Published by the Federal Reserve, the Federal Deposit Insurance Corporation (FDIC), and the Office of the Comptroller of the Currency (OCC), much of the statement’s contents should come as little surprise to stakeholders.
Cited risks included fraud and scams, legal uncertainties, misleading representations made by cryptocurrency companies, volatility, and market contagion.
“It is important that risks related to the crypto-asset sector that cannot be mitigated or controlled do not migrate to the banking system,” read the statement.
Despite the warnings, the statement conceded that “banking organisations are neither prohibited nor discouraged from providing banking services to customers of any specific class or type, as permitted by law or regulation”.
The trio warned that holding crypto assets “is highly likely to be inconsistent with safe and sound banking practices”.
The joint statement comes at a time when interest in cryptocurrencies is gaining significant traction among some of the world’s largest financial institutions and investment firms.
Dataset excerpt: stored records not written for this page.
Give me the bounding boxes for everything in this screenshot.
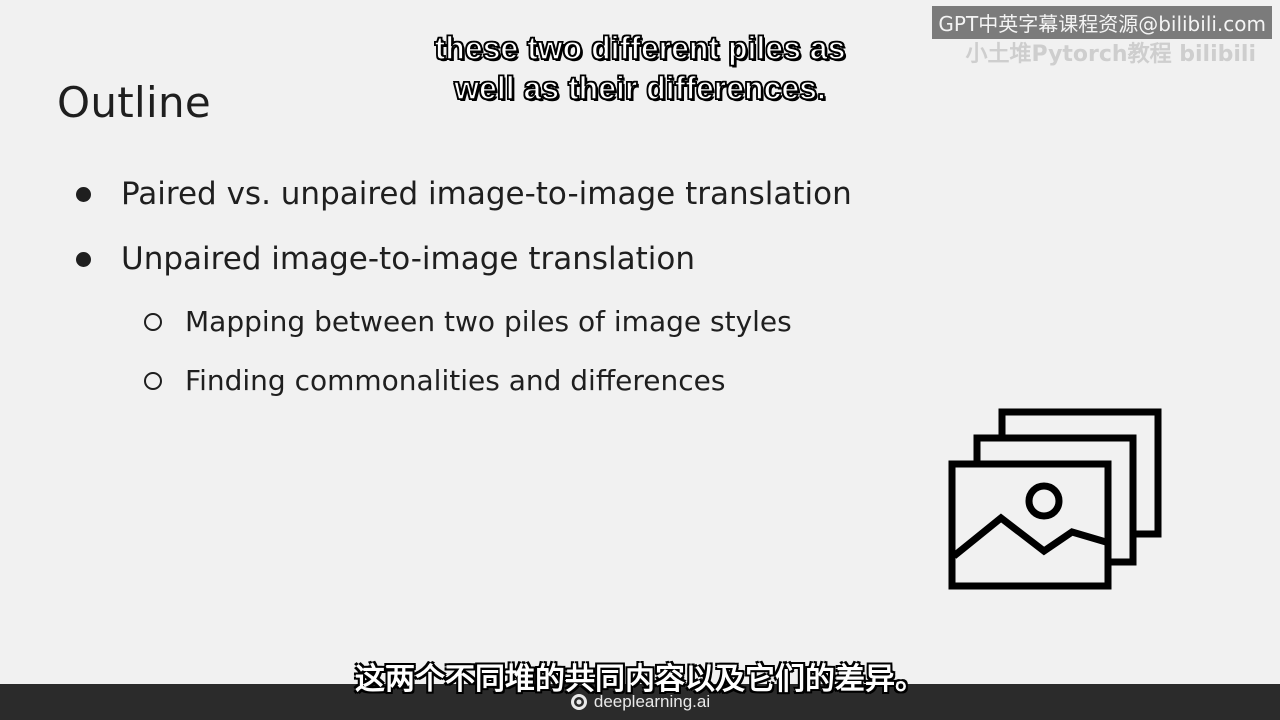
sub-bullet-text: Finding commonalities and differences (185, 364, 726, 397)
faint-watermark: 小土堆Pytorch教程 bilibili (965, 42, 1256, 67)
english-subtitle-line: well as their differences. (453, 69, 826, 107)
bullet-item: Paired vs. unpaired image-to-image trans… (76, 176, 852, 212)
bullet-circle-icon (144, 312, 162, 331)
sub-bullet-item: Finding commonalities and differences (144, 364, 725, 397)
bullet-item: Unpaired image-to-image translation (76, 241, 695, 277)
bullet-dot-icon (76, 186, 91, 202)
chinese-subtitle: 这两个不同堆的共同内容以及它们的差异。 (355, 662, 925, 697)
sub-bullet-item: Mapping between two piles of image style… (144, 305, 792, 338)
image-stack-icon (948, 408, 1162, 590)
bullet-text: Unpaired image-to-image translation (121, 241, 696, 277)
bullet-text: Paired vs. unpaired image-to-image trans… (121, 176, 852, 212)
watermark: GPT中英字幕课程资源@bilibili.com (932, 6, 1272, 39)
sub-bullet-text: Mapping between two piles of image style… (185, 305, 792, 338)
bullet-circle-icon (144, 371, 162, 390)
bullet-dot-icon (76, 251, 91, 267)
Fidelity Investments recently ramped up its digital asset department with 100 new hires, predominantly focusing on nascent Bitcoin and Ethereum trading services.
As early as August 2021, JPMorgan Chase & Co (NYSE:NYSE:JPM) was pitching a Bitcoin fund to wealthy private banking clients.
Goldman Sachs (NYSE:NYSE:GS) is also on the hunt for distressed crypto firms, and plans to spend “tens of millions of dollars” on investments into cryptocurrency companies in the wake of the FTX digital asset exchange collapse, according to the bank’s head of digital assets Mathew McDermott.
But not all banks are bullish, especially not Santander (BME:SAN), which recently blocked all UK customers from sending real-time payments to cryptocurrency exchanges as part of measures to protect customers from scams.